With radical, comprehensive and pervasive changes in technologies and markets have come changes in the way sales people achieve customer satisfaction. The days of “hit-and-run selling” are over. Sales people must now act as account managers who are responsible for the ongoing quality of the company’s relationships with customers.
The message is clear: to be successful with sales manager training, sales people must get closer to customers, not just during the sales process, but after it, too. By applying the last role, that of a Farmer, you can solidify your customer relationships for years to come.
The number one killer of customer satisfaction is complacency on the part of the seller. The day you take your customer for granted is the day your competitor takes that customer away from you.
Just because you do not hear complaints does not mean your customer is satisfied. According to a recent consumer affairs study, 96 percent of unhappy customers never complain.
To avoid becoming complacent with your customers, stop thinking “account maintenance” and start thinking “account development.” Don’t just hold your ground, move forward. The best way to keep the business is to grow your business.
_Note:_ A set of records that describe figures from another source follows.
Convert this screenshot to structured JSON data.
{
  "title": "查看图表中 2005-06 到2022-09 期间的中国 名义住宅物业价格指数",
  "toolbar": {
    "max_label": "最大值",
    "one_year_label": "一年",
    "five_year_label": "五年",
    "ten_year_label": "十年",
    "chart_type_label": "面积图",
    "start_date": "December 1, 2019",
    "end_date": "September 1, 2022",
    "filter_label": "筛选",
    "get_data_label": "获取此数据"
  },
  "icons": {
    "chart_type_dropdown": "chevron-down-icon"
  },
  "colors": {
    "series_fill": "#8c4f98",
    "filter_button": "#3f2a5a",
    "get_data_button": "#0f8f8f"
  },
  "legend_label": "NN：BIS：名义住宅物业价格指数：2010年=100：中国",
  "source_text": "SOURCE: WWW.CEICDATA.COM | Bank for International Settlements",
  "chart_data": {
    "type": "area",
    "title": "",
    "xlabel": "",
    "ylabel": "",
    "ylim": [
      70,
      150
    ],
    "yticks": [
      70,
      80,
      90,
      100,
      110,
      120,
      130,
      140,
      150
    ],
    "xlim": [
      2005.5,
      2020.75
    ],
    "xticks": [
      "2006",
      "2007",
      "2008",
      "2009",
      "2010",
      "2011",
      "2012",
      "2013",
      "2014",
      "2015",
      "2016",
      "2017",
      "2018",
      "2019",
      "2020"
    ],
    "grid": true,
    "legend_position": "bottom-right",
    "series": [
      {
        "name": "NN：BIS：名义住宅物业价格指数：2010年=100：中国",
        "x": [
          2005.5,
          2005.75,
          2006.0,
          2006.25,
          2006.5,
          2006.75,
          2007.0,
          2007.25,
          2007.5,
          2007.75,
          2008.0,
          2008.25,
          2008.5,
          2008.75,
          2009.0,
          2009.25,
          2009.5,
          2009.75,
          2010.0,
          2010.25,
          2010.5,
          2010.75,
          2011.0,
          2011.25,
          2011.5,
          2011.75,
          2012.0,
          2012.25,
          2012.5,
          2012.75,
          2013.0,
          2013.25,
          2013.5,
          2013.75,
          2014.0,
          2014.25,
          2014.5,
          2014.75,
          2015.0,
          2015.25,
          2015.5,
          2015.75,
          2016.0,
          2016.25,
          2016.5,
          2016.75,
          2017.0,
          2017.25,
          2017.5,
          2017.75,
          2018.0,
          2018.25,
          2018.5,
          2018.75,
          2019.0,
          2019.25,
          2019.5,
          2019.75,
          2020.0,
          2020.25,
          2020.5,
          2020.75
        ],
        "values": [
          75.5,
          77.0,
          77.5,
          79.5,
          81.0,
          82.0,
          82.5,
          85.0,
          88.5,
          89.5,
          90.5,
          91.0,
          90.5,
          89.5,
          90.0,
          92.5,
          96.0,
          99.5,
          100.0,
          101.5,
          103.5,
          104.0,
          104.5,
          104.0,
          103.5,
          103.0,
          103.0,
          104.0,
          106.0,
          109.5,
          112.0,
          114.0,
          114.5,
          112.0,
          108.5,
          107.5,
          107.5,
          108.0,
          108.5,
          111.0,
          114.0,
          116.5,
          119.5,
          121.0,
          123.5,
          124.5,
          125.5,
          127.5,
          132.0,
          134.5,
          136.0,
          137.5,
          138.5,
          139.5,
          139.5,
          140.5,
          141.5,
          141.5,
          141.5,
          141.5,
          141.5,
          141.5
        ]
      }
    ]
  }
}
The requirements for a long-lasting and profitable relationship are mutual trust, understanding and value achieved. If you put extra effort into achieving customer satisfaction by becoming proactive with your customer after making a sale, you will be generously rewarded. And, your career in sales management will be more rewarding and less stressful.
Your role as Farmer entails nourishing the relationship with the customer, sowing new applications for your product, cultivating the account, reaping the fruits of your labor, and planning your next season.
You accomplish these tasks by keeping in mind: your customer wants to realize the results expected, that the product is performing as promised. The customer also expects to be treated in a way that makes them feel as important after the sale as before. And the customer wants to be reassured that he paid a fair price.
Achieving this quality relationship with your customer allows you to grow the account, and it allows you to ask for referrals! To truly understand selling you must understand buying, and that’s why you must get into your customer’s head!
You can increase your sales and enjoy greater customer satisfaction by changing your approach to match your customers’ changing perspective throughout the sale. For more help with sales training, sales management training and becoming a better sales person, you should attend sales training course.